Designers often lament when design is treated like “icing on a cake,” a decorative layer to make something beautiful and desirable. Icing is applied at the end. Icing appears nonessential.
Inside is much more important, we think. The heart of the cake is where the flavor resides. The cake is named for what’s under the icing (carrot), not the icing itself (cream cheese). Oh, the content! Soft, rich, flavorful content. We fall out of love with the icing. We, the designers, are focused on “more important things.”
Time passes, and we come around. We argue with our younger selves. There is value in the icing. Oh, that icing! It tells people what to think and how to feel about the cake, even before they try it. It is the primary interface to the cake.
More time passes, and again we come around. The icing and the cake are meant to live in harmony. They complement each other. The icing holds the layers together. The layers give the icing a foundation, a purpose, and volume.
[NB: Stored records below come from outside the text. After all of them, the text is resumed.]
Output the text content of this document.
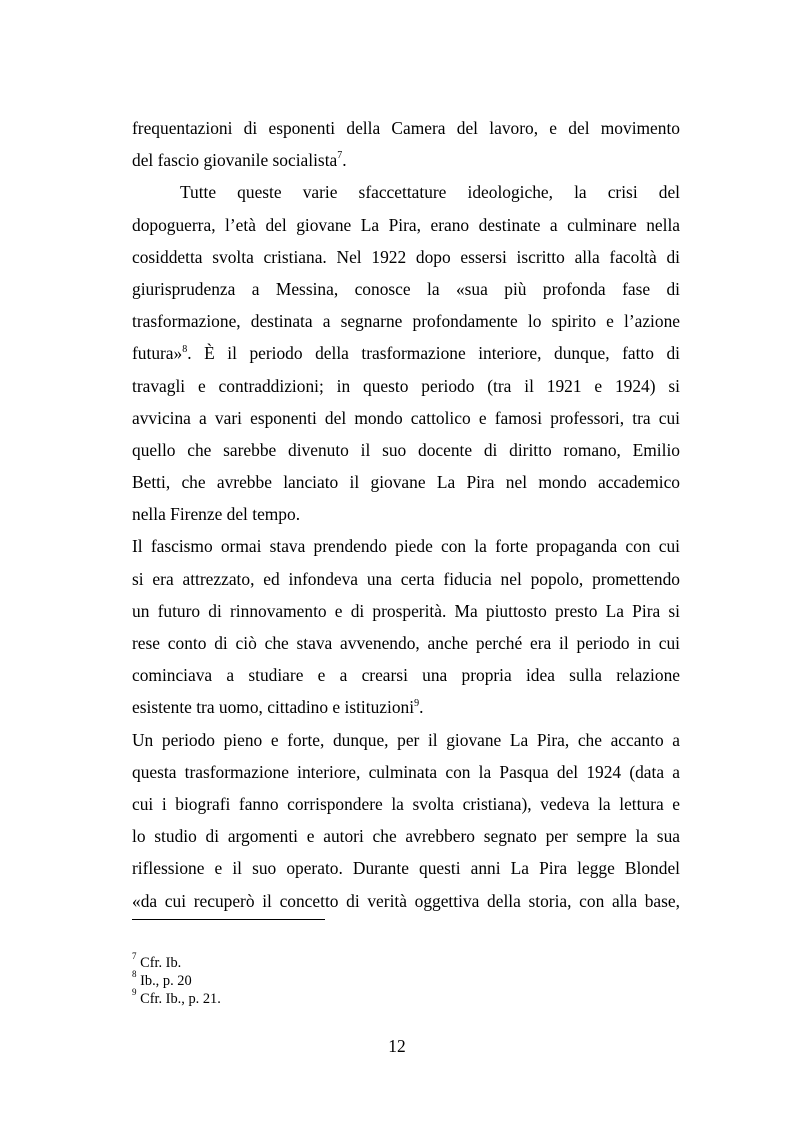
frequentazioni di esponenti della Camera del lavoro, e del movimento
del fascio giovanile socialista$^7$.
Tutte queste varie sfaccettature ideologiche, la crisi del
dopoguerra, l’età del giovane La Pira, erano destinate a culminare nella
cosiddetta svolta cristiana. Nel 1922 dopo essersi iscritto alla facoltà di
giurisprudenza a Messina, conosce la «sua più profonda fase di
trasformazione, destinata a segnarne profondamente lo spirito e l’azione
futura»$^8$. È il periodo della trasformazione interiore, dunque, fatto di
travagli e contraddizioni; in questo periodo (tra il 1921 e 1924) si
avvicina a vari esponenti del mondo cattolico e famosi professori, tra cui
quello che sarebbe divenuto il suo docente di diritto romano, Emilio
Betti, che avrebbe lanciato il giovane La Pira nel mondo accademico
nella Firenze del tempo.
Il fascismo ormai stava prendendo piede con la forte propaganda con cui
si era attrezzato, ed infondeva una certa fiducia nel popolo, promettendo
un futuro di rinnovamento e di prosperità. Ma piuttosto presto La Pira si
rese conto di ciò che stava avvenendo, anche perché era il periodo in cui
cominciava a studiare e a crearsi una propria idea sulla relazione
esistente tra uomo, cittadino e istituzioni$^9$.
Un periodo pieno e forte, dunque, per il giovane La Pira, che accanto a
questa trasformazione interiore, culminata con la Pasqua del 1924 (data a
cui i biografi fanno corrispondere la svolta cristiana), vedeva la lettura e
lo studio di argomenti e autori che avrebbero segnato per sempre la sua
riflessione e il suo operato. Durante questi anni La Pira legge Blondel
«da cui recuperò il concetto di verità oggettiva della storia, con alla base,
$^7$ Cfr. Ib.
$^8$ Ib., p. 20
$^9$ Cfr. Ib., p. 21.
12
We start worrying as much about the icing as the cake inside. Form and content, wed together in a satisfying whole.
And often, we stop there. Ta-da! We’ve done it—we’ve become an experienced, nuanced designer.
And yet we can’t make a delicious cake. We haven’t paid attention to the most important and most often overlooked details, the invisible ones. Are the ingredients of high quality? Are the ratios and timings right for the altitude, pan, and application? What ingredients do we combine when? What can we do to make the cake maintain its integrity while traveling?
Designed experiences are full of these seemingly invisible details. They’re details we blissfully ignore, but we do so at the risk of not ever baking an excellent cake. They’re the details that allow us to manipulate the context for the design itself. Sometimes they’re deep in the technology (like the nuances of image compression), and sometimes they’re outside the design (how a browser renders a web page).
The novice designer sees the surface. The experienced designer looks below the surface, at the content, the purpose. The enlightened designer understands the surface and the content, and pursues manipulation of the context.
Designing for Performance will help you understand and control the previously invisible attributes that make your design work well. It’ll be delicious. Don’t eat too fast, but please proceed with making your designs much, much faster.